Estimant les États-Unis maltraités dans le commerce international, Trump, devant un parterre de syndicalistes de l’automobile réunis à la Maison Blanche, a annoncé des mesures qui ne seraient rien de moins qu’une « déclaration d’indépendance » économique…
Les droits de douane fonctionnent sur le même principe qu’une taxe mais transfrontalière, ils viennent augmenter le prix des produits importés. Ainsi, un droit de douane de 20 % conduit à ce qu’un bien importé valant 100 dollars voit son prix augmenter à 120 dollars une fois sur le territoire étatsunien.
Avec ces mesures, Trump vise quatre objectifs économiques : une réduction du déficit commercial (les États-Unis importent davantage qu’ils n’exportent) ; une réindustrialisation ; des créations d’emplois et des recettes fiscales permettant de compenser la diminution des recettes fédérales à venir du fait des baisses d’impôts promises. Ces objectifs seraient atteints par trois effets. Les entreprises étrangères vont s’implanter pour produire sur place afin de contourner les barrières douanières. La production intérieure va remplacer les importations. Et les droits de douane perçus sont des recettes fiscales directes. Mais Trump se garde bien de mettre en avant les conséquences à court terme : hausse des prix des biens pour les ménages, qui pourraient perdre 3 800 dollars de pouvoir d’achat, hausse des coûts de production pour les entreprises (inflation) et représailles des autres pays.
Une politique qui a déjà échoué et précipité le monde dans la guerre
Le même type de mesures furent déjà prises par Trump en 2018 et 2019, sans aucun effet sur le déficit commercial ni sur l’emploi, produisant des recettes douanières anecdotiques (entre 1 et 2 % du budget fédéral). Pas de quoi compenser les baisses d’impôts !
Surtout, c’est le type de mesures que l’ensemble des pays industrialisés appliquèrent dans les années 1930, alimentant une spirale dépressive (les importations des uns étant les débouchés des autres, toute mesure visant à restreindre les importations conduit à réduire la production mondiale…) et inflationniste. C’est d’ailleurs ce scénario de la stagnation économique et de l’inflation qui affole le FMI, la Banque mondiale et les places boursières de la planète.
Une accentuation du nationalisme autoritaire
La hausse des droits de douane est-elle provisoire, à des fins de négociation politique et commerciale (comme avec le Mexique ou le Venezuela), ou bien un choix économique de long terme ? Difficile de trancher à ce stade.
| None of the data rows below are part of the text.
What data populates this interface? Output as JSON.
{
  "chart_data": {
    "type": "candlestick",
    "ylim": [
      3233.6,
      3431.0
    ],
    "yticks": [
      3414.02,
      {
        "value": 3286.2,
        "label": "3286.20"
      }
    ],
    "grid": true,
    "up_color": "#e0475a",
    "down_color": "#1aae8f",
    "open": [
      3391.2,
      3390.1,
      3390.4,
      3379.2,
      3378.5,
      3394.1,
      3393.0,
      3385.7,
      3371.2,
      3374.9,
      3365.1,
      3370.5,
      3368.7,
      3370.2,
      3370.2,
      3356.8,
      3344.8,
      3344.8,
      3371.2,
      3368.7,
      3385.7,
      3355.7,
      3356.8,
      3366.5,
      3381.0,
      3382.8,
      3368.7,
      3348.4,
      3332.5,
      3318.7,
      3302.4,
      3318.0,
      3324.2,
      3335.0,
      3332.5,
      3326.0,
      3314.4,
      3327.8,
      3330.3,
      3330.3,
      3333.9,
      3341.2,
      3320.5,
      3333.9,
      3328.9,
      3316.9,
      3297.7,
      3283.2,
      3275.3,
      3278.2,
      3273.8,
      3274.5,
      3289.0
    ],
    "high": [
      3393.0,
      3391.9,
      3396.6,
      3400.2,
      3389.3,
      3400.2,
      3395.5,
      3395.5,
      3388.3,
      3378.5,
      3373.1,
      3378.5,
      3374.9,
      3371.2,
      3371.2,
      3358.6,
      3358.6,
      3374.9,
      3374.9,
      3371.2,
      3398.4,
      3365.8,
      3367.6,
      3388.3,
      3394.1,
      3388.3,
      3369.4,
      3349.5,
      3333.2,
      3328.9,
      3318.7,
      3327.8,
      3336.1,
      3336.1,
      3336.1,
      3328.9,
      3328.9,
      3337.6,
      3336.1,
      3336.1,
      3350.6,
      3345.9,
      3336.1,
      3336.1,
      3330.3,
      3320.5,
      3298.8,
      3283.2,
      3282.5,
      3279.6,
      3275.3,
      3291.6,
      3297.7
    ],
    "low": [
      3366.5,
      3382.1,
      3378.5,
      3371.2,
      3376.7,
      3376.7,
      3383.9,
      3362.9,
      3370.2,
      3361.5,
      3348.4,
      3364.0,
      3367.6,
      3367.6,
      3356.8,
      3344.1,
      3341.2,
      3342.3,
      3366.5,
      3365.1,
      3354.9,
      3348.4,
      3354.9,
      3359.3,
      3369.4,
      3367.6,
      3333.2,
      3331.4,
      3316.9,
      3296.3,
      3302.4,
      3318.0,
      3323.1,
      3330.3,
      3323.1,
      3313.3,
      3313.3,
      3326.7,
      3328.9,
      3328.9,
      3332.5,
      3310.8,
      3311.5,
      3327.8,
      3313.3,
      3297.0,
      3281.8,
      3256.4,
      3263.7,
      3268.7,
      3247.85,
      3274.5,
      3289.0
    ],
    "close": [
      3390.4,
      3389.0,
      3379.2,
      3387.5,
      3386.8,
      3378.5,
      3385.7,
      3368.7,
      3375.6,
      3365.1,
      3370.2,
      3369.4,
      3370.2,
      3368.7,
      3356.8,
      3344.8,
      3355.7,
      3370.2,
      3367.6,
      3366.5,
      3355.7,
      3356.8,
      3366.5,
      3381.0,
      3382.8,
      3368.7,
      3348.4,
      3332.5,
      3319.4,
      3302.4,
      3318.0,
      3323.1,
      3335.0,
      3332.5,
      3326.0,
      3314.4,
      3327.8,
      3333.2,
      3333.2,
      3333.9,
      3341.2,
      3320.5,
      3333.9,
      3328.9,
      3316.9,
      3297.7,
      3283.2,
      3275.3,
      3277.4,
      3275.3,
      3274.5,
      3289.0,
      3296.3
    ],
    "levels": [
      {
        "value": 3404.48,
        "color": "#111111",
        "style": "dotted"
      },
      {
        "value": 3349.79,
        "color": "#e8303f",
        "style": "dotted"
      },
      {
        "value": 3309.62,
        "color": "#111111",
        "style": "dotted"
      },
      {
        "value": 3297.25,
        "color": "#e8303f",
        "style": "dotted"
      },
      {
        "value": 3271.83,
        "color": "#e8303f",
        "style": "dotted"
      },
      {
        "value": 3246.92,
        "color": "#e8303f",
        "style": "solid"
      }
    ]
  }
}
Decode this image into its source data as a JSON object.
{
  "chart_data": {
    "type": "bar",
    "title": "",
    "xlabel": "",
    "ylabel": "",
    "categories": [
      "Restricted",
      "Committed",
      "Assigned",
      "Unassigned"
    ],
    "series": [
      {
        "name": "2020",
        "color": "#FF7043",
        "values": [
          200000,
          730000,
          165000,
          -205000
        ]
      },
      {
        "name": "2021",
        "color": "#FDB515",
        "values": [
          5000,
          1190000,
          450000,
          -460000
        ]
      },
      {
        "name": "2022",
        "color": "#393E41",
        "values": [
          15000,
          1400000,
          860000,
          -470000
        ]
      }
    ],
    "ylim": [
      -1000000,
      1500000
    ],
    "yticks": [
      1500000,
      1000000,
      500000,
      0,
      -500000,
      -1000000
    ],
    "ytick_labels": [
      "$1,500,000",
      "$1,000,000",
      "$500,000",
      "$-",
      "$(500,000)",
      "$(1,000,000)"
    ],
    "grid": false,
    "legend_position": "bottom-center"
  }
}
En revanche, dans le cadre d’une accentuation de la concurrence inter-impérialiste pour récupérer les fruits d’une croissance mondiale atone et contrainte par la baisse des taux de profit, il semble clair que Trump a fait le choix de revenir à la guerre commerciale et au protectionnisme économique des années 1930. C’est un changement de paradigme qui enterre la manière dont les relations commerciales entre impérialismes étaient gérées jusque-là — c’est-à-dire par des négociations régulières visant l’abolition des droits de douane, de manière différenciée selon les secteurs et la richesse des pays. Et c’est un pas de plus dans le développement d’un nationalisme autoritaire qui voit dans la fermeture des frontières une réponse à la crise.
Un début de contestation
Trump pourrait bien sortir fragilisé de la séquence actuelle si ses annonces ne conduisent pas très vite à une amélioration de la position du capitalisme étatsunien dans les rapports internationaux (par des accès aux ressources ou des accords commerciaux avantageux). Les licenciements dans les services publics et la chute des cours boursiers affectent d’ores et déjà le pouvoir d’achat et l’épargne de millions d’ÉtatsunienEs, dont l’électorat de Trump. La perte de l’élection à la Cour suprême locale dans le Wisconsin début avril (où Musk s’était particulièrement investi), les critiques qui émanent du camp républicain lui-même et, surtout, les milliers de manifestantEs réuniEs dans les quelque 1 200 rassemblements du mouvement « Hands Off » (voir article page 4) montrent qu’un retournement est peut-être en train de s’opérer.